Is your barista going to become a sommelier too? One other issue will hinder Starbucks on the road to wine domination. Knowledge…wine lovers are turned off by inferior service and expertise. Inexperienced wine drinkers desire to be educated. Will your local barista have the knowledge needed to service the wine business? Will Starbucks start to hire wine stewards for the later hours in the day? It is one thing to be able to explain the difference between light, medium and dark roast and only a handful of coffee drinkers geek out over the difference between Sumatra and Ethiopian. Imagine the training obstacles with learning the differences between varietal characteristics in even the most basic selection of wine.

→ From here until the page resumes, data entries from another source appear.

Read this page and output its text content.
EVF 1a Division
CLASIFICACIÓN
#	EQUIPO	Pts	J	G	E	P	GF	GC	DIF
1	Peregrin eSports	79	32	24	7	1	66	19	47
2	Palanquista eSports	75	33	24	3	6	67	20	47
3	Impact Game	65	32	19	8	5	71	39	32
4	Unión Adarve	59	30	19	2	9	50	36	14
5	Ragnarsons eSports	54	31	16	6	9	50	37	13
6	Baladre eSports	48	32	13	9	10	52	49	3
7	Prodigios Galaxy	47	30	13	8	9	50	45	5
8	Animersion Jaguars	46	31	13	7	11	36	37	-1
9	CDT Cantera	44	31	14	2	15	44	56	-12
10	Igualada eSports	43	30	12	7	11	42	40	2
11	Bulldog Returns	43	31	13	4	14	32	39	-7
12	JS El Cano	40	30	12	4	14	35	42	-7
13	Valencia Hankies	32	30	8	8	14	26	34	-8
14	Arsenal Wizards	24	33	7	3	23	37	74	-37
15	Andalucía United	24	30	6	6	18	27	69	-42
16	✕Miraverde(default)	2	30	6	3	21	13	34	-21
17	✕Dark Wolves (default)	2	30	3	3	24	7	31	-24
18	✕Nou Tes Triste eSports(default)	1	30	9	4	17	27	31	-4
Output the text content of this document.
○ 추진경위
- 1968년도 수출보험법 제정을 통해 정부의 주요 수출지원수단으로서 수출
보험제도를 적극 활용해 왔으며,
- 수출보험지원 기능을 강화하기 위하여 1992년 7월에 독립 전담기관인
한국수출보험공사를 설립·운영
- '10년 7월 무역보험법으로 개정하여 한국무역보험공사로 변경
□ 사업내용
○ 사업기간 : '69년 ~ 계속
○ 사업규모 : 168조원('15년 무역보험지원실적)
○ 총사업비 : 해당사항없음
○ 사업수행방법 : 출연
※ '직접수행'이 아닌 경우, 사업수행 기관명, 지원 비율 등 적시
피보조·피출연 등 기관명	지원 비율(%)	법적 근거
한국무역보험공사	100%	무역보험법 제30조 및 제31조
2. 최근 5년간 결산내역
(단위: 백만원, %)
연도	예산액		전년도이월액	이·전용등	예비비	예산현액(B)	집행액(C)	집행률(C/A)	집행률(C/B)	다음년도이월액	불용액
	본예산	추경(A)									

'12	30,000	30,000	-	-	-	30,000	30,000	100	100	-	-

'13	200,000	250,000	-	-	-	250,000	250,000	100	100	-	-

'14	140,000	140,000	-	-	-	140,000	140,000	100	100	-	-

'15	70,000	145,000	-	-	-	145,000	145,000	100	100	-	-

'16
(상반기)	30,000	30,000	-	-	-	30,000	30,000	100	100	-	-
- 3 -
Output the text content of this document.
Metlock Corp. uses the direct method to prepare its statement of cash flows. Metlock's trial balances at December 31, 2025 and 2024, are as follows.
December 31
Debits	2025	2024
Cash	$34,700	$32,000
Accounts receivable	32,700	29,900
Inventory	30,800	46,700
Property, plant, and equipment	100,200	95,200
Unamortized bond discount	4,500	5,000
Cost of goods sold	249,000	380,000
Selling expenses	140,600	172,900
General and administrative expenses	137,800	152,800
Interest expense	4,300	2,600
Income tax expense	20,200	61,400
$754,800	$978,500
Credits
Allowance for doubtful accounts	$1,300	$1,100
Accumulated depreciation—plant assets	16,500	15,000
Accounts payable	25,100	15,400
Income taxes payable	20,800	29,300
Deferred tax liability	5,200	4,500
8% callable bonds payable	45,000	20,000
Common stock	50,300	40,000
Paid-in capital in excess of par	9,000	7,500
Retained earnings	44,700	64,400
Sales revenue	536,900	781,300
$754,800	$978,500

While I may have been deflated by the original news, I’m now even more motivated to pursue the business I’ve been thinking about for four years. Starbucks will open some doors and break down barriers of consumer perception of a wine AND coffee bar. BUT…Starbucks will also leave the door wide open for someone to do it RIGHT with attention to local product, large selection, and knowledgeable service. Thanks, Starbucks, for validating my idea. I wish you much success with “Olive Way” and look forward to the competition. With that said, if you’re a Starbucks executive reading this…feel free to reach out, I’d love to talk about business opportunities.